The councilor reiterated the City Council's commitment to public transport, sustainable mobility, and solutions that optimize travel times. However, she emphasized that this cannot be achieved at the cost of generating more traffic jams, uncertainty, and difficulties for those who use the A-2 daily for their work or study commutes to Madrid.
Alcañiz highlighted that the municipal government's primary concern is that the A-2 Bus-VAO does not involve adding a new lane but rather reserving the left lane at specific times. This, according to the councilor, could reduce the capacity of general traffic on a highway already saturated during peak hours.

"Alcalá is not against the Bus-VAO or shared transport. What we ask for is common sense. It is not the same to create an additional lane, as happens in other access roads to Madrid, as it is to take capacity away from an already strained road. Before launching it, it must be demonstrated that the solution will not become a new problem."

Cristina Alcañiz · Councilor for Urban Planning, Infrastructure, Housing, and Mobility of Alcalá de Henares City Council
The councilor has requested Minister Óscar Puente and the DGT to make public the planned operational data, traffic scenarios, implementation calendar, driver information measures, and protocols for collapse situations. She also asked for the study of an alternative plan including relief measures for congestion, such as the possible temporary opening of the R-2 when traffic conditions require it.
Alcañiz added that Alcalá residents have long endured issues with Cercanías commuter trains, access problems to Madrid, and delays in fundamental infrastructure.

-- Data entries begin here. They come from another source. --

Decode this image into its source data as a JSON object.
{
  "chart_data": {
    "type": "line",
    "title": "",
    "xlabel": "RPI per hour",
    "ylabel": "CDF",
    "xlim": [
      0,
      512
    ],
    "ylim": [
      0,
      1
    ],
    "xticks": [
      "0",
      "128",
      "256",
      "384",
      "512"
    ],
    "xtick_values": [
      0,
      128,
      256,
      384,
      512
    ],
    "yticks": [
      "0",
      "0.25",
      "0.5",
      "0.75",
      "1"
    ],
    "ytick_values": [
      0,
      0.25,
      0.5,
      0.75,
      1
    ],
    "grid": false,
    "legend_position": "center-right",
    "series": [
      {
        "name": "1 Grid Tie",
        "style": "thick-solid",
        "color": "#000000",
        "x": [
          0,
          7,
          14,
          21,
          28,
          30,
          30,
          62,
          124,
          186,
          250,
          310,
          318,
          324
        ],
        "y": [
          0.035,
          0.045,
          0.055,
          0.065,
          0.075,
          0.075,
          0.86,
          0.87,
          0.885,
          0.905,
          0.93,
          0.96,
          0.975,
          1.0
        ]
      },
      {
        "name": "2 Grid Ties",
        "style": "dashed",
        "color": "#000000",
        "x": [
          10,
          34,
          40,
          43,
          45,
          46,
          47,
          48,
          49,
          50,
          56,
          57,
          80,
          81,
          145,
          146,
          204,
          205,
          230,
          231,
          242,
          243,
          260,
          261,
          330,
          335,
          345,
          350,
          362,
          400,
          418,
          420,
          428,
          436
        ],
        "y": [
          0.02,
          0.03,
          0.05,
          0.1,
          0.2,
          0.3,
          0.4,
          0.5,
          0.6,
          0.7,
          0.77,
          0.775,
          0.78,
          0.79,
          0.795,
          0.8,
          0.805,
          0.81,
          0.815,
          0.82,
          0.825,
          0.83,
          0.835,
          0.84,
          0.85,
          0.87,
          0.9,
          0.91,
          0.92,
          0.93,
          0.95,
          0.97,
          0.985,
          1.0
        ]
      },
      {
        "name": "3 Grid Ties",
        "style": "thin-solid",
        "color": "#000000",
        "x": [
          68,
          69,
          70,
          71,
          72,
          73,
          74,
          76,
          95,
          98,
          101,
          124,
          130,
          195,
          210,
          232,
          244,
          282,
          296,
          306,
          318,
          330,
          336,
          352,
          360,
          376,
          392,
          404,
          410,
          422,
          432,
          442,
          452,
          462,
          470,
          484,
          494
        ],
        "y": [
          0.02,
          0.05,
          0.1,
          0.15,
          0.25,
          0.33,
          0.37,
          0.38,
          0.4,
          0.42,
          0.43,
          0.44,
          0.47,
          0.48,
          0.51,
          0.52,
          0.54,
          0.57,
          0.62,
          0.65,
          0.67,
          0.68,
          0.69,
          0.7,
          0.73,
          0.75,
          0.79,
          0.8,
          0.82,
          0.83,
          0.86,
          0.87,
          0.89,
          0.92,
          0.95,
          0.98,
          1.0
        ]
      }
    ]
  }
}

She stated that a measure that could affect thousands of daily commutes cannot be activated without guarantees, transparency, and without listening to the affected municipalities.
The councilor also recalled that the system's design raises user concerns due to limitations on entry and exit points, coexistence with interurban buses, dynamic signage, and the risk of many vehicles being concentrated on only two lanes during peak traffic periods.
Alcañiz concluded by calling for an urgent meeting between the Ministry of Transport, the DGT, and the Regional Transport Consortium with the affected city councils to analyze the real impact of the measure and agree on a "safe, progressive, and evaluable" implementation. "Guarantees first, then launch. Alcalá cannot be a passive bystander in a decision that directly affects thousands of residents," she affirmed.